The Chinese New Year, or Spring Festival as it is also known, is a 15-day celebration, culminating on the eve of the New Year. As the festival is based around lunar months, which coincide with the appearance of each New Moon, celebrations do not take place on the same date each year, although they broadly occur towards the end of January. This year, however, New Year falls somewhat later on 14 February.
Preparations begin about a month in advance and are fairly similar to a western Christmas, with the buying of presents, decorations and food. It is also customary to clean the entire house from top to bottom to rid the home of any bad luck.
Emphasis is placed on peace and happiness and the eve of the New Year is spent with friends and family.
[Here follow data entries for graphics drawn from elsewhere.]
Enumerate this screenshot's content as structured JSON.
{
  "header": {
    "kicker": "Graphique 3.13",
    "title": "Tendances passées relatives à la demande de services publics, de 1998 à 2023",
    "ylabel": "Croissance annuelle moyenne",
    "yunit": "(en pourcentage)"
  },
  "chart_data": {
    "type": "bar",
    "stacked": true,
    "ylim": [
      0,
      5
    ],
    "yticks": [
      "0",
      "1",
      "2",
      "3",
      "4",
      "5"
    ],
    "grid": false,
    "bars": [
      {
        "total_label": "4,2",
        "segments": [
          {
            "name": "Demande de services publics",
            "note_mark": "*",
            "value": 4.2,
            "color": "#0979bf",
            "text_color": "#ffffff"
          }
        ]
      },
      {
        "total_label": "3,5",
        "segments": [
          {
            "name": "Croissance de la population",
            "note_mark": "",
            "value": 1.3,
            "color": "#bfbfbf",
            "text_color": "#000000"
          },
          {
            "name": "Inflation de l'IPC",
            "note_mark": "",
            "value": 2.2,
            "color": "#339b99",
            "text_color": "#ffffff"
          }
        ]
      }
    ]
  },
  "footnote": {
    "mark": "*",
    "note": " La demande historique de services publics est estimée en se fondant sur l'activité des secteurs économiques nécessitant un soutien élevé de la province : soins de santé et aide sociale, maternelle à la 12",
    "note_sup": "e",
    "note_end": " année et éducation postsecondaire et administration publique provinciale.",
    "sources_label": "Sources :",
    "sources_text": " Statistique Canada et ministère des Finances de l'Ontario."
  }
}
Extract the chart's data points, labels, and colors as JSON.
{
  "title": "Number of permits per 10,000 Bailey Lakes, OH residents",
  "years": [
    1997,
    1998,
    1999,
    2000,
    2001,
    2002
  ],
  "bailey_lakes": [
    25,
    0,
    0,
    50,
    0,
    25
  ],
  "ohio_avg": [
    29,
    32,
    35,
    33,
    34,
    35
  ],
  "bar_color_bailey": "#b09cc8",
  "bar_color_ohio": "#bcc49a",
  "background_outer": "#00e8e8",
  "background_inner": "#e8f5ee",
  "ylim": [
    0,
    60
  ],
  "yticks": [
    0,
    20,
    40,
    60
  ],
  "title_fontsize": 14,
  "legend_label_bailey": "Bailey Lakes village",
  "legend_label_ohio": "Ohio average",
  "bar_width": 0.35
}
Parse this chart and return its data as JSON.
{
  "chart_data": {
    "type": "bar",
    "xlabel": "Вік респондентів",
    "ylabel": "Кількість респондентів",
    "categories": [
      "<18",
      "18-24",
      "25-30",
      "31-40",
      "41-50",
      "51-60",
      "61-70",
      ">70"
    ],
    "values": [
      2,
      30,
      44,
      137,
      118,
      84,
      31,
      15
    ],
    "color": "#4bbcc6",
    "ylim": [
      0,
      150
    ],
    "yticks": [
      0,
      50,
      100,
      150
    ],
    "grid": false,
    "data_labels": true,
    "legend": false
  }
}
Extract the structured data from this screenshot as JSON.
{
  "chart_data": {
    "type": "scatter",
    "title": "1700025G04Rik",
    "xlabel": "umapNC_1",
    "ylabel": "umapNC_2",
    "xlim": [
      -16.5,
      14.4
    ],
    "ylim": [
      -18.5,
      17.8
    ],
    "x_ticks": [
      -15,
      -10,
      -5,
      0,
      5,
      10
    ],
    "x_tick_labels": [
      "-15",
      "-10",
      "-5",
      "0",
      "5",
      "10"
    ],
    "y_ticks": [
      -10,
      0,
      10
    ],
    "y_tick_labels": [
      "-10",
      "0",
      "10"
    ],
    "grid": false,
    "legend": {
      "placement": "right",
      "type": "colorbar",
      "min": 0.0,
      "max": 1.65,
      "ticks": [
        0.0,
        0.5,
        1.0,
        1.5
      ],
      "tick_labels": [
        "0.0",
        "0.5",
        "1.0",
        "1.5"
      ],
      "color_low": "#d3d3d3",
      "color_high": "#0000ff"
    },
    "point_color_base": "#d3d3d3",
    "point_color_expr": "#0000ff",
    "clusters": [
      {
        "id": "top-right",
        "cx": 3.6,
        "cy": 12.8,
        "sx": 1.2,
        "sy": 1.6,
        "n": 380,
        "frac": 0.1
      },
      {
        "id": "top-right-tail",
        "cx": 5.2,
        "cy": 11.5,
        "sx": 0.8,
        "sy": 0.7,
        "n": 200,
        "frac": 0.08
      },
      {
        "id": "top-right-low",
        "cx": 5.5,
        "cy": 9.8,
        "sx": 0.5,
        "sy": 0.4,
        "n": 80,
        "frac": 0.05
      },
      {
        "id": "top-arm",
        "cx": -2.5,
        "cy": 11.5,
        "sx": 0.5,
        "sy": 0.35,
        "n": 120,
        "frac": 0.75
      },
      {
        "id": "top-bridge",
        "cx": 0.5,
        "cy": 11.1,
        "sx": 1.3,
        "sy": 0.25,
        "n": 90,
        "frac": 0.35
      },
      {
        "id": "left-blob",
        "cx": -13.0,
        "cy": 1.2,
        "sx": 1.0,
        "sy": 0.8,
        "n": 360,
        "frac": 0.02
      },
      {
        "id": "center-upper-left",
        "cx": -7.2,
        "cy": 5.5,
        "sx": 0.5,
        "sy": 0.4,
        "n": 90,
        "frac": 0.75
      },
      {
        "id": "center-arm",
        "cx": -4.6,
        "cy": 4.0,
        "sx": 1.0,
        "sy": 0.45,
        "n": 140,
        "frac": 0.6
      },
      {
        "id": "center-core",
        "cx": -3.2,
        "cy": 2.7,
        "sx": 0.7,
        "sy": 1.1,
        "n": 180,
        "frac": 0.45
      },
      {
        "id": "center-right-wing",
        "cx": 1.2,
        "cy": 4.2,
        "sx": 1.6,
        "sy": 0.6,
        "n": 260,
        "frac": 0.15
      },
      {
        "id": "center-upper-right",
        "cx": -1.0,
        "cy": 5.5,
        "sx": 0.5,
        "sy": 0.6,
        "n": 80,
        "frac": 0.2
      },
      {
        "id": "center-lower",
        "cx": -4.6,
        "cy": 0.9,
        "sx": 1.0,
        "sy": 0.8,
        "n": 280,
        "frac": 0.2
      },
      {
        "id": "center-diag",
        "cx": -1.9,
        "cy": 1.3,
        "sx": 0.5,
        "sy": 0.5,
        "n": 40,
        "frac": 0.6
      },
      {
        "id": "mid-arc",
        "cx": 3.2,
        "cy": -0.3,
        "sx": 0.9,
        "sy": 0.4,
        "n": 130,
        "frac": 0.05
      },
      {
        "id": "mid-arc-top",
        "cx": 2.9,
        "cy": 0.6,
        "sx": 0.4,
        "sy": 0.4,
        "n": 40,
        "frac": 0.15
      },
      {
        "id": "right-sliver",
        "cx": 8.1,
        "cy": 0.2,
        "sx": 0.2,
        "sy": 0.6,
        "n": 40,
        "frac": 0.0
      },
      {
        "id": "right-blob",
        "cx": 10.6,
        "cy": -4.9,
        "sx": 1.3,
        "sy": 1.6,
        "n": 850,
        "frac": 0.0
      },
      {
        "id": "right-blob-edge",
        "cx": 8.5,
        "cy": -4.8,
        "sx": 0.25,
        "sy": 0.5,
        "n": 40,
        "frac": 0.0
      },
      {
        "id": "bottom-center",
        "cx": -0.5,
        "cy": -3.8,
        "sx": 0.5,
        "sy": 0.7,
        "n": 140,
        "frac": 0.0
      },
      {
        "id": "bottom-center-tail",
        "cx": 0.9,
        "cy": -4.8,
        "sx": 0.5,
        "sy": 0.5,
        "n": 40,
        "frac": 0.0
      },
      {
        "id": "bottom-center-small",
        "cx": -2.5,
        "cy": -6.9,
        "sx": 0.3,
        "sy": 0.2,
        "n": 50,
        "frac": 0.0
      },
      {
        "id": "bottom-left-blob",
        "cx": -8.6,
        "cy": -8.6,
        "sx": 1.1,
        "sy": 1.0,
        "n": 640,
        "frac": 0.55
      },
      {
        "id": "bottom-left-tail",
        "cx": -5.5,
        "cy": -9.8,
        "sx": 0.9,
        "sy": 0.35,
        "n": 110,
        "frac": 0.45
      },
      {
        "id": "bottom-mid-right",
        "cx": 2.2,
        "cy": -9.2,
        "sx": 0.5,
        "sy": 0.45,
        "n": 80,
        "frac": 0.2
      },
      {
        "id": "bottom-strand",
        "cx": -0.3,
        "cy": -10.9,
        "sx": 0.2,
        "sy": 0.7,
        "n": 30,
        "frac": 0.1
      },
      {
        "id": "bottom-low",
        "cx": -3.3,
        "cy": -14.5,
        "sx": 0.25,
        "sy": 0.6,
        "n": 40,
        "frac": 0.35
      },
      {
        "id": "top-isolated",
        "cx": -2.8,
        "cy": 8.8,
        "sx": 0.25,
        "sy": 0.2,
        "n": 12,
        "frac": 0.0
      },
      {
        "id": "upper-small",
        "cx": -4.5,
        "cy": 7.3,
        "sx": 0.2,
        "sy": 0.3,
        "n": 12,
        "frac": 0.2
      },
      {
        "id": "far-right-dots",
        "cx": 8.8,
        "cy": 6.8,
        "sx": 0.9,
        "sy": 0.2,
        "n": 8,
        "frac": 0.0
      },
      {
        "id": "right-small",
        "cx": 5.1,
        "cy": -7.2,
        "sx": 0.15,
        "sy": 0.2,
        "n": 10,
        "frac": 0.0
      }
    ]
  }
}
Everyone gathers together to enjoy a meal, where it is traditional to wear something red as a way of warning off evil spirits. Dinner is followed by a game of cards and, of course, the obligatory fireworks display at midnight.
2010 Year of the Tiger
Each New Year in the Chinese calendar is represented by one of 12 animal zodiac signs, each bearing unique characteristics that individuals born in that particular year are said to inherit. 2010 sees the Tiger take over from the Ox as the prominent zodiac sign. Tigers are the embodiment of leadership, authority and ambition. At the same time they have an evident softer side, being seen as warm hearted, charming and highly seductive.
Making the most of the celebrations and beyond
Although many specialist Chinese restaurants across the country will be holding celebrations to mark the eve of the New Year on February 14, there is nothing to stop other venues holding their own events, potentially increasing footfall and boosting sales in the process.
Why not hold Chinese-themed evenings throughout the year? It’s something different and running a special event is the perfect opportunity to contact your local media for extra exposure. Consider holding a specially themed Chinese evening with some of the proceeds going to a charity. If you do not get any coverage before the event, make sure you take some good photos during the evening and send them to your local newspaper afterwards remembering to let them know that you were raising funds for a charity.
It is often the little touches that are the most effective, so do not feel that you have to go all out with full-on decorations and a completely Chinese menu. Take the ideas of balance and simplicity and adapt your existing menu by adding an oriental twist.
A great touch would be a ‘tray of togetherness’. Found in the majority of Chinese homes at New Year, it represents the gathering of the family. The tray consists of eight individual compartments, each filled with a symbolic treat. Popular ingredients include melon seeds (symbolising wealth), lotus root seeds (fertility) and, more recently, chocolate coins for a sweet start to the New Year.
Thought should also be given to your bar. Chinese beers are becoming increasingly popular due to their lower price when compared to many western brands, while their smooth and medium-bodied blend perfectly complements oriental food. Offer diners samplers when they arrive to help increase sales later in the evening.
The final day of the New Year celebrations is often marked by a Lantern Festival, an idea that could make a memorable and stunning conclusion to your own event. Chinese lanterns are widely available and make an impressive sight when released into the night sky. However, some consideration should be given to location, as it poses a potential safety hazard if lanterns are launched too close to sensitive areas such as airports.